Mesmo o despedimento em larga escala nas grandes empresas tecnológicas pode não ser mau a médio prazo, pois esta era uma área de grande escassez de talento e salários muito elevados. A maior parte destes profissionais encontrará rapidamente emprego em start-ups, scale-ups e empresas da economia tradicional, aliviando alguma pressão sobre o mercado de trabalho.

Adicionalmente, os lucros da generalidade das grandes empresas industriais e de bens de consumo poderão ter tido um 2022 muito positivo, fruto de um aumento de preços num contexto de não equivalente aumento de custos. O ano de 2023 pode, em parte, manter a tendência, beneficiando em particular o setor bancário que, tendo tido um ano de 2022 desafiante, entra com excelentes perspetivas para 2023, a remunerar depósitos a taxas baixas enquanto gera mais receita com os juros dos seus empréstimos, às quais soma as receitas de comissões e serviços.

Quanto ao investimento, é verdade que as mais elevadas taxas de juro irão reduzir a capacidade de as empresas se endividarem para investir, e haverá mais escrutínio nos investimentos a realizar. Por outro lado, o PRR, ao entrar atrasado nas Economias, vai ajudar a relançar investimentos do Estado e das empresas, pós-crise energética de 2022 em vez de ser pós-covid de 2020. Ironicamente, e dado o atraso, o PRR apanhou o ciclo económico seguinte.

A grande incógnita é o comportamento do consumo privado, o qual deverá ter tendência a reduzir-se pela perda de poder de compra em termos reais. Só não se reduziu mais porque os consumidores estiveram a usar as poupanças acumuladas em tempo de COVID, mas esse efeito em breve passará. Aqui será inevitável haver alguma restrição no consumo em 2023, mas se o ano arrancar bem e o mercado de trabalho se mantiver perto da taxa de desemprego natural e com escassez de mão de obra em alguns setores, os consumidores poderão ter a confiança de não reduzir muito o consumo, usando um pouco mais das suas poupanças.

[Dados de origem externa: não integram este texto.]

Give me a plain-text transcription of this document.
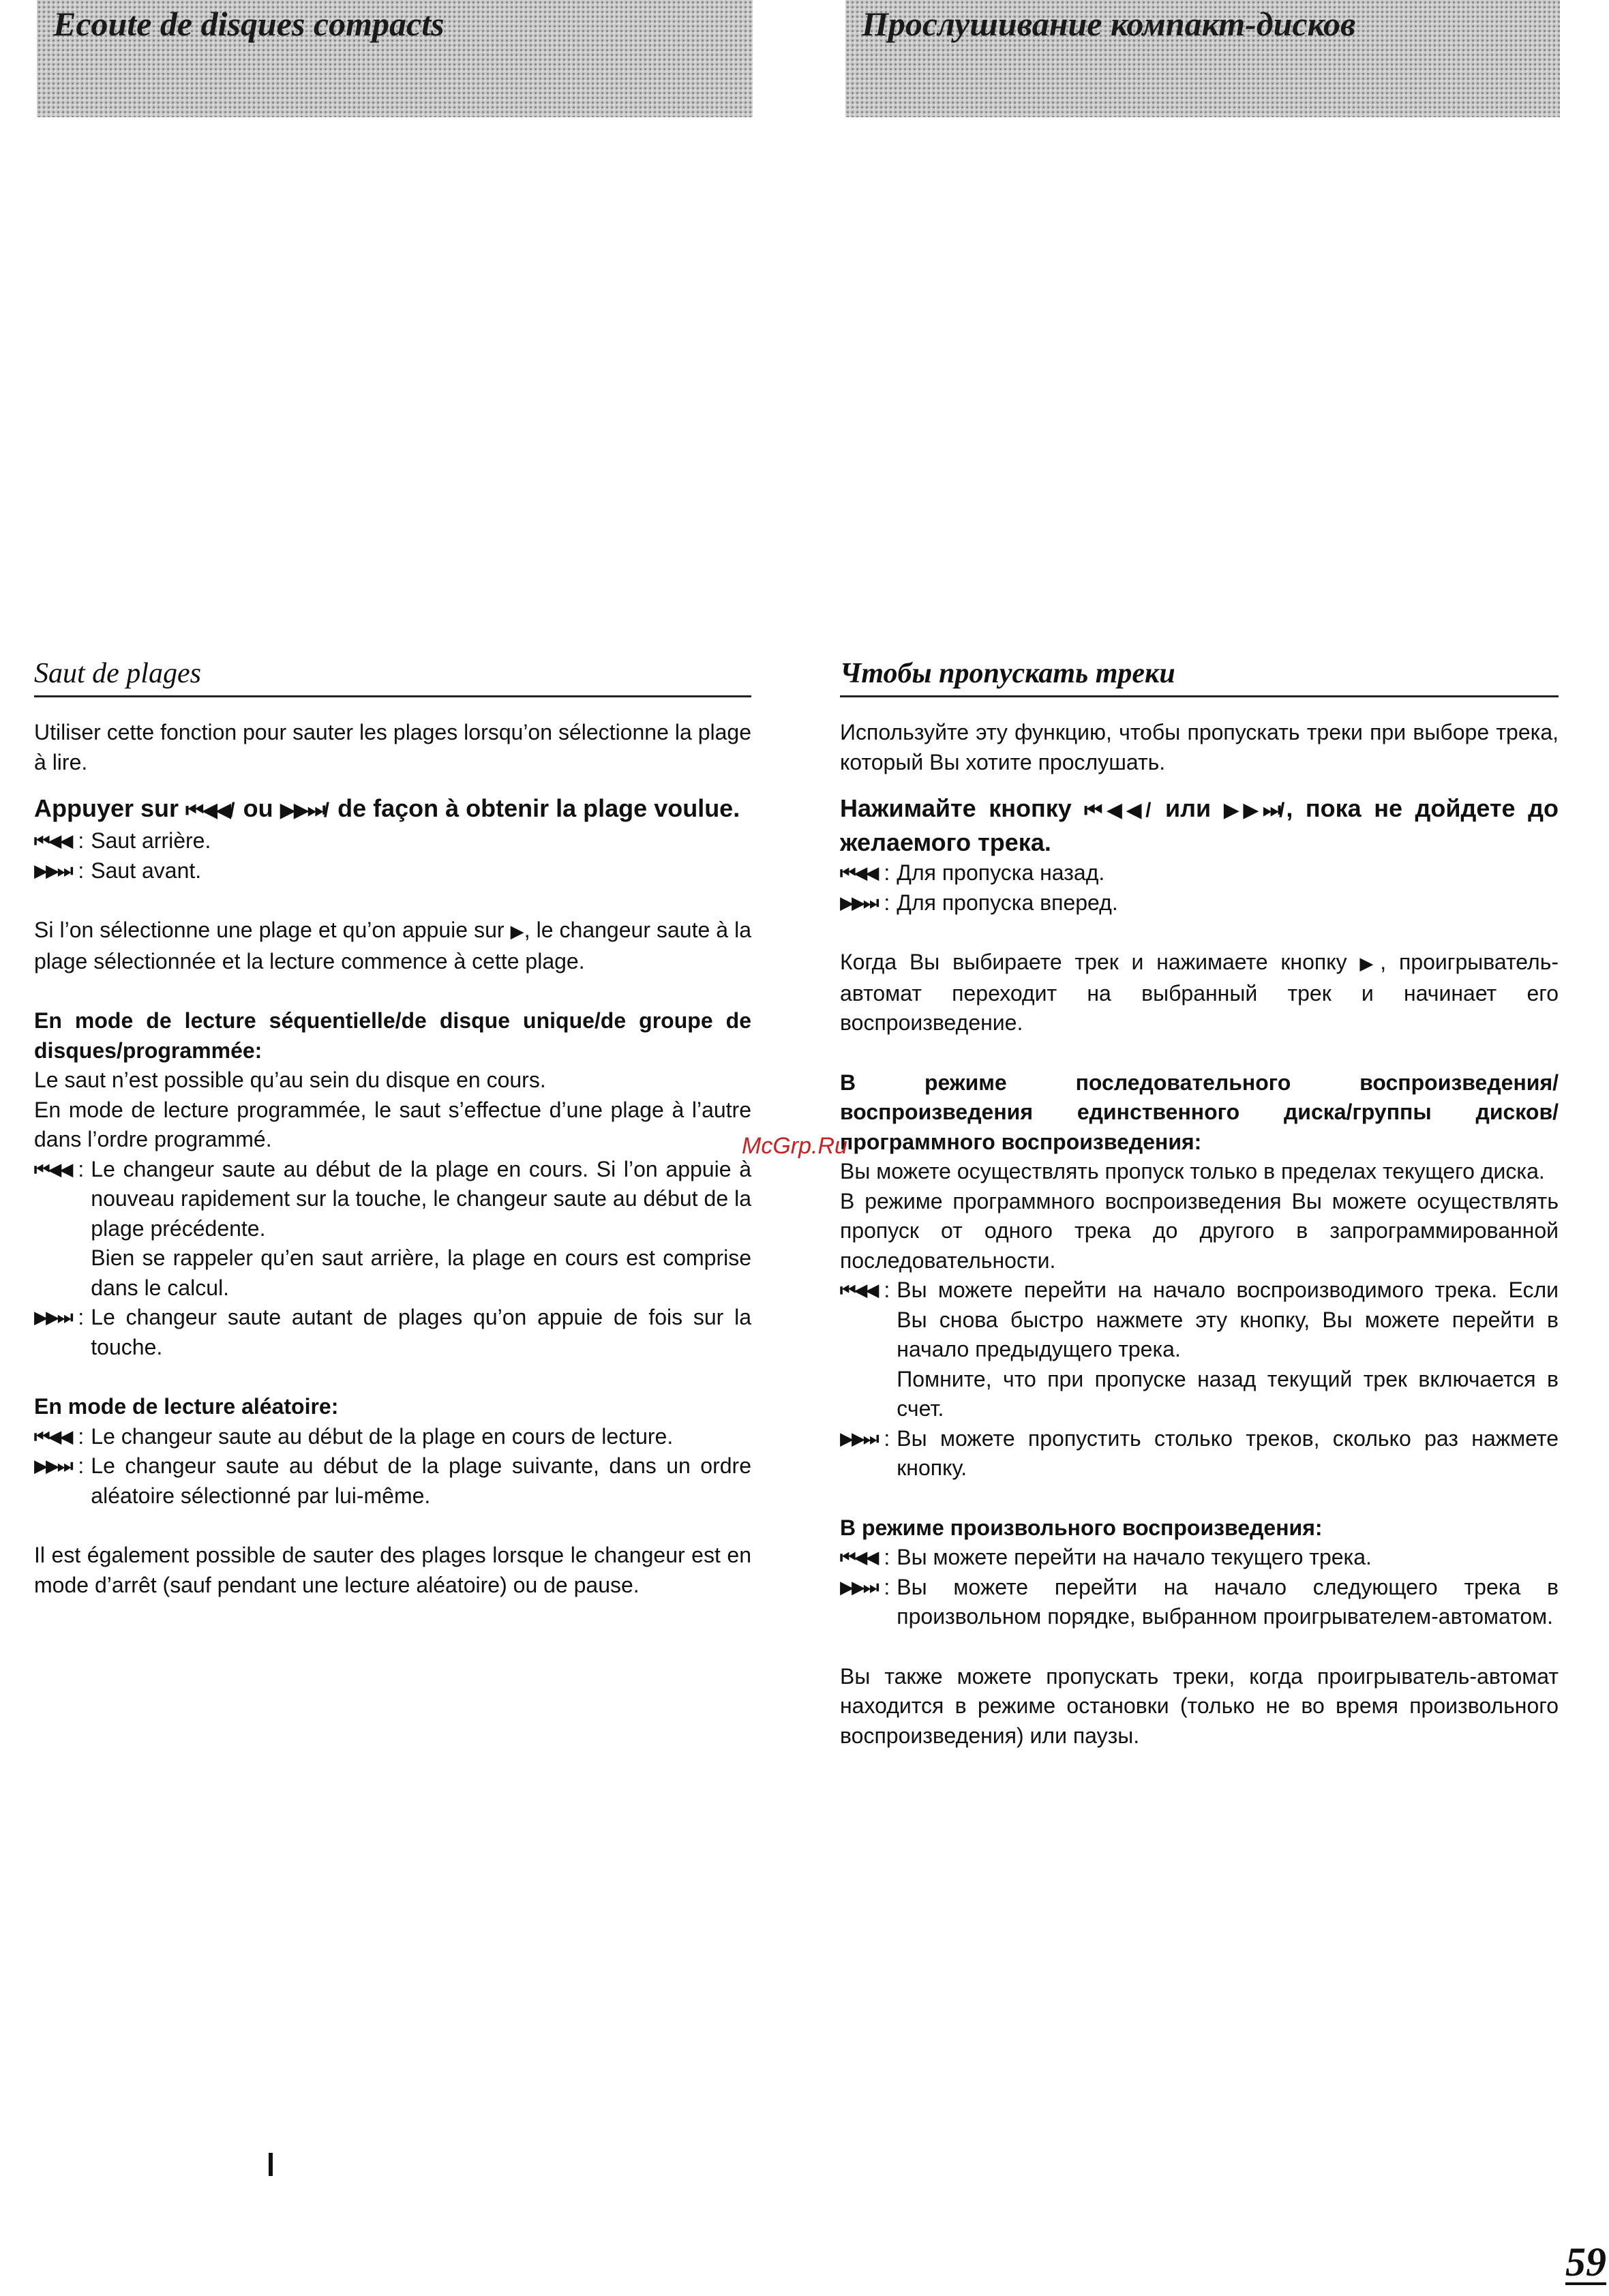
Ecoute de disques compacts	Прослушивание компакт-дисков
Saut de plages

Utiliser cette fonction pour sauter les plages lorsqu’on sélectionne la plage à lire.

Appuyer sur ⏮◀◀/ ou ▶▶⏭/ de façon à obtenir la plage voulue.

⏮◀◀ : Saut arrière.
▶▶⏭ : Saut avant.

Si l’on sélectionne une plage et qu’on appuie sur ▶, le changeur saute à la plage sélectionnée et la lecture commence à cette plage.

En mode de lecture séquentielle/de disque unique/de groupe de disques/programmée:

Le saut n’est possible qu’au sein du disque en cours.

En mode de lecture programmée, le saut s’effectue d’une plage à l’autre dans l’ordre programmé.

⏮◀◀ : Le changeur saute au début de la plage en cours. Si l’on appuie à nouveau rapidement sur la touche, le changeur saute au début de la plage précédente.

Bien se rappeler qu’en saut arrière, la plage en cours est comprise dans le calcul.

▶▶⏭ : Le changeur saute autant de plages qu’on appuie de fois sur la touche.

En mode de lecture aléatoire:

⏮◀◀ : Le changeur saute au début de la plage en cours de lecture.
▶▶⏭ : Le changeur saute au début de la plage suivante, dans un ordre aléatoire sélectionné par lui-même.

Il est également possible de sauter des plages lorsque le changeur est en mode d’arrêt (sauf pendant une lecture aléatoire) ou de pause.

Чтобы пропускать треки

Используйте эту функцию, чтобы пропускать треки при выборе трека, который Вы хотите прослушать.

Нажимайте кнопку ⏮◀◀/ или ▶▶⏭/, пока не дойдете до желаемого трека.

⏮◀◀ : Для пропуска назад.
▶▶⏭ : Для пропуска вперед.

Когда Вы выбираете трек и нажимаете кнопку ▶, проигрыватель-автомат переходит на выбранный трек и начинает его воспроизведение.

В режиме последовательного воспроизведения/воспроизведения единственного диска/группы дисков/программного воспроизведения:

Вы можете осуществлять пропуск только в пределах текущего диска.

В режиме программного воспроизведения Вы можете осуществлять пропуск от одного трека до другого в запрограммированной последовательности.

⏮◀◀ : Вы можете перейти на начало воспроизводимого трека. Если Вы снова быстро нажмете эту кнопку, Вы можете перейти в начало предыдущего трека.

Помните, что при пропуске назад текущий трек включается в счет.

▶▶⏭ : Вы можете пропустить столько треков, сколько раз нажмете кнопку.

В режиме произвольного воспроизведения:

⏮◀◀ : Вы можете перейти на начало текущего трека.
▶▶⏭ : Вы можете перейти на начало следующего трека в произвольном порядке, выбранном проигрывателем-автоматом.

Вы также можете пропускать треки, когда проигрыватель-автомат находится в режиме остановки (только не во время произвольного воспроизведения) или паузы.

McGrp.Ru
59
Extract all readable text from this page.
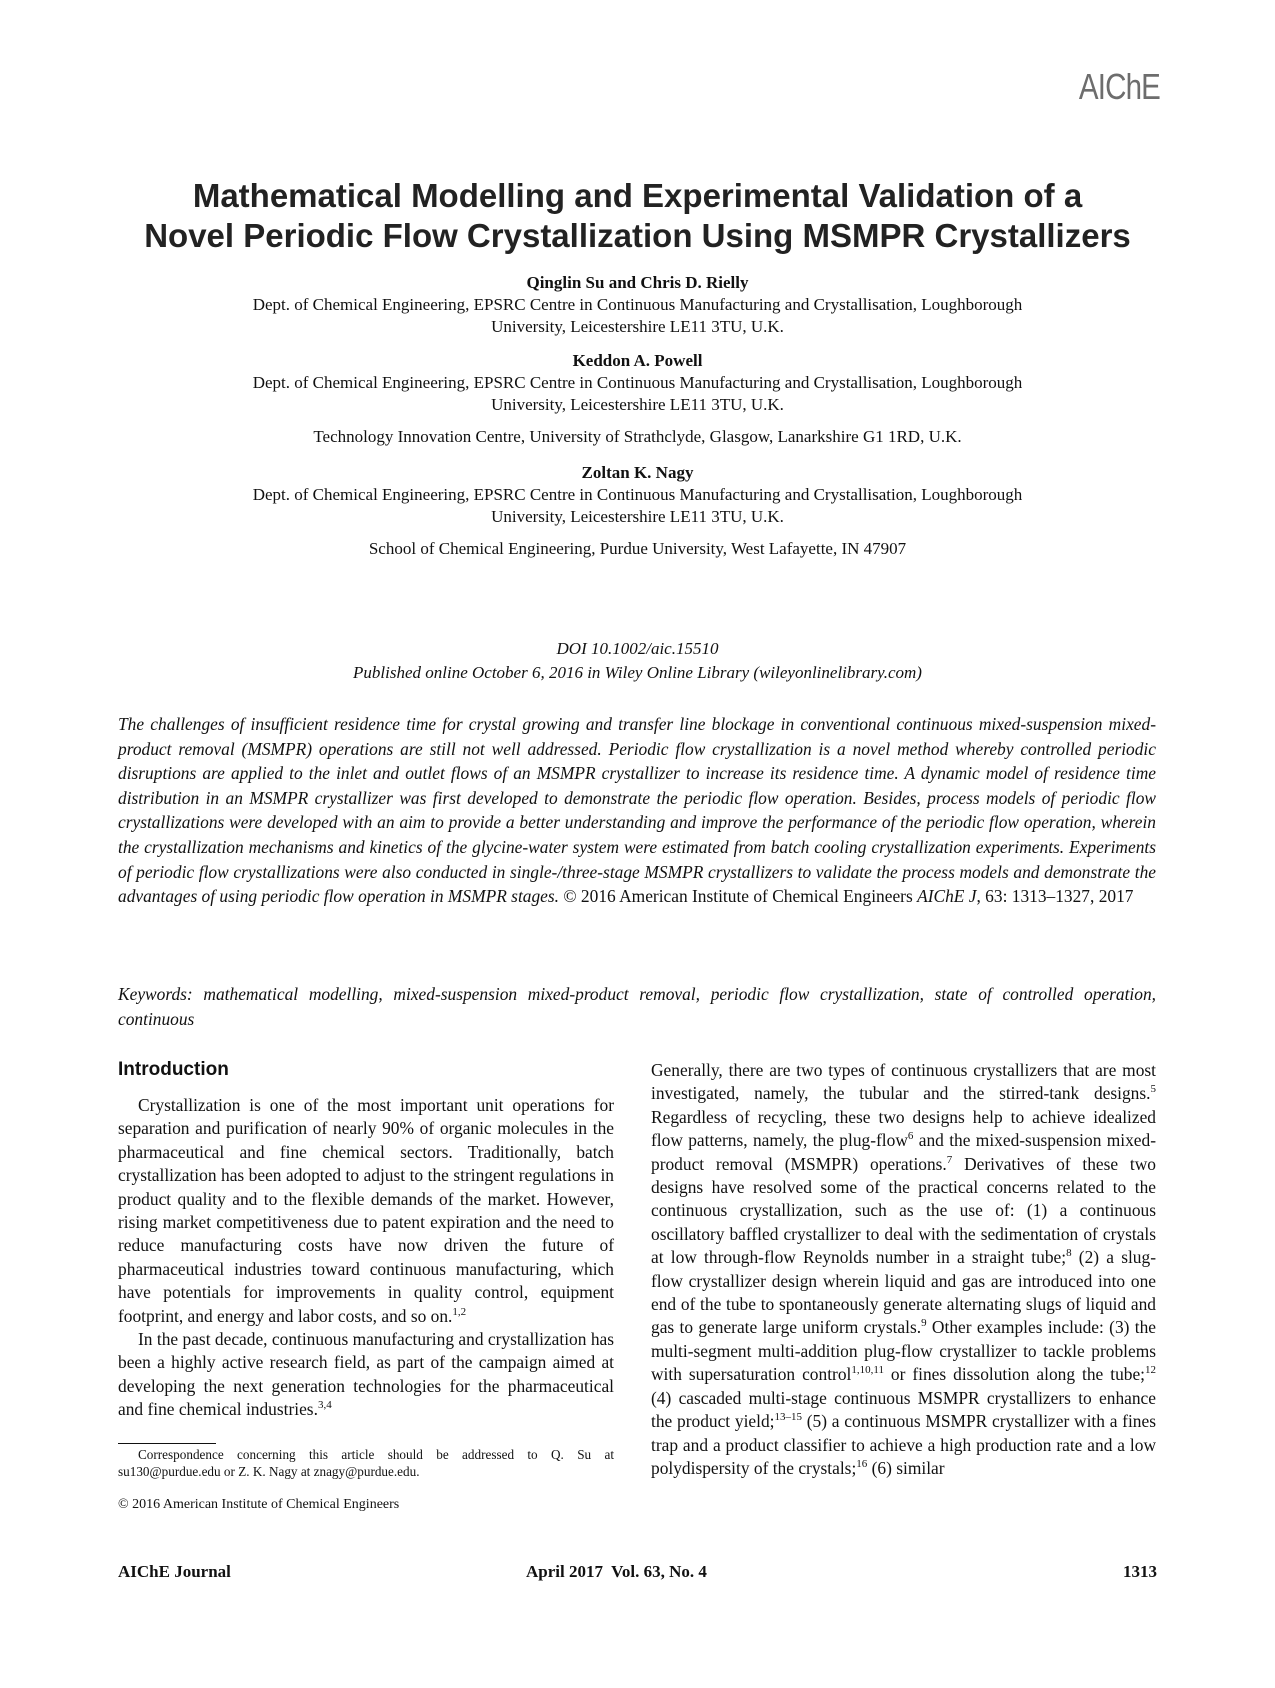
AIChE
Mathematical Modelling and Experimental Validation of a
Novel Periodic Flow Crystallization Using MSMPR Crystallizers
Qinglin Su and Chris D. Rielly
Dept. of Chemical Engineering, EPSRC Centre in Continuous Manufacturing and Crystallisation, Loughborough
University, Leicestershire LE11 3TU, U.K.
Keddon A. Powell
Dept. of Chemical Engineering, EPSRC Centre in Continuous Manufacturing and Crystallisation, Loughborough
University, Leicestershire LE11 3TU, U.K.
Technology Innovation Centre, University of Strathclyde, Glasgow, Lanarkshire G1 1RD, U.K.
Zoltan K. Nagy
Dept. of Chemical Engineering, EPSRC Centre in Continuous Manufacturing and Crystallisation, Loughborough
University, Leicestershire LE11 3TU, U.K.
School of Chemical Engineering, Purdue University, West Lafayette, IN 47907
DOI 10.1002/aic.15510
Published online October 6, 2016 in Wiley Online Library (wileyonlinelibrary.com)
The challenges of insufficient residence time for crystal growing and transfer line blockage in conventional continuous mixed-suspension mixed-product removal (MSMPR) operations are still not well addressed. Periodic flow crystallization is a novel method whereby controlled periodic disruptions are applied to the inlet and outlet flows of an MSMPR crystallizer to increase its residence time. A dynamic model of residence time distribution in an MSMPR crystallizer was first developed to demonstrate the periodic flow operation. Besides, process models of periodic flow crystallizations were developed with an aim to provide a better understanding and improve the performance of the periodic flow operation, wherein the crystallization mechanisms and kinetics of the glycine-water system were estimated from batch cooling crystallization experiments. Experiments of periodic flow crystallizations were also conducted in single-/three-stage MSMPR crystallizers to validate the process models and demonstrate the advantages of using periodic flow operation in MSMPR stages. © 2016 American Institute of Chemical Engineers AIChE J, 63: 1313–1327, 2017
Keywords: mathematical modelling, mixed-suspension mixed-product removal, periodic flow crystallization, state of controlled operation, continuous
Introduction

Crystallization is one of the most important unit operations for separation and purification of nearly 90% of organic molecules in the pharmaceutical and fine chemical sectors. Traditionally, batch crystallization has been adopted to adjust to the stringent regulations in product quality and to the flexible demands of the market. However, rising market competitiveness due to patent expiration and the need to reduce manufacturing costs have now driven the future of pharmaceutical industries toward continuous manufacturing, which have potentials for improvements in quality control, equipment footprint, and energy and labor costs, and so on.$^{1,2}$

In the past decade, continuous manufacturing and crystallization has been a highly active research field, as part of the campaign aimed at developing the next generation technologies for the pharmaceutical and fine chemical industries.$^{3,4}$

Generally, there are two types of continuous crystallizers that are most investigated, namely, the tubular and the stirred-tank designs.$^5$ Regardless of recycling, these two designs help to achieve idealized flow patterns, namely, the plug-flow$^6$ and the mixed-suspension mixed-product removal (MSMPR) operations.$^7$ Derivatives of these two designs have resolved some of the practical concerns related to the continuous crystallization, such as the use of: (1) a continuous oscillatory baffled crystallizer to deal with the sedimentation of crystals at low through-flow Reynolds number in a straight tube;$^8$ (2) a slug-flow crystallizer design wherein liquid and gas are introduced into one end of the tube to spontaneously generate alternating slugs of liquid and gas to generate large uniform crystals.$^9$ Other examples include: (3) the multi-segment multi-addition plug-flow crystallizer to tackle problems with supersaturation control$^{1,10,11}$ or fines dissolution along the tube;$^{12}$ (4) cascaded multi-stage continuous MSMPR crystallizers to enhance the product yield;$^{13-15}$ (5) a continuous MSMPR crystallizer with a fines trap and a product classifier to achieve a high production rate and a low polydispersity of the crystals;$^{16}$ (6) similar

Correspondence concerning this article should be addressed to Q. Su at su130@purdue.edu or Z. K. Nagy at znagy@purdue.edu.
© 2016 American Institute of Chemical Engineers
AIChE Journal	April 2017  Vol. 63, No. 4	1313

Todos os efeitos económicos que aqui escrevi para a economia europeia se aplicam também à economia portuguesa e com mais força, dado o peso da energia hidroelétrica, a maior distância à zona de crise geopolítica, o elevado peso do PRR na Economia e a boa situação das contas públicas. E Portugal tem outros ventos potencialmente mais favoráveis que a média europeia. O nível de investimento estrangeiro em Portugal está em máximos, pois a reestruturação das cadeias de valor globais e a instabilidade geopolítica na Europa de Leste muito beneficiam o sul da Europa. O turismo, pelas mesmas razões, poderá ter um novo ano recorde, continuando a puxar pela Economia. A continuação do afluxo de imigrantes para Portugal pode ajudar a suster o mercado imobiliário e o consumo privado.

Em suma, no meio de todas as expetativas negativas, há um argumento possível de fazer de que este novo ano de 2023 possa ser um ano bom para a economia europeia e muito positivo para Portugal. Mas, se vier a acontecer, não se pense que nada precisa de mudar – use-se esta folga para reflectir e agir sobre os muitos desafios do País no médio-longo prazo.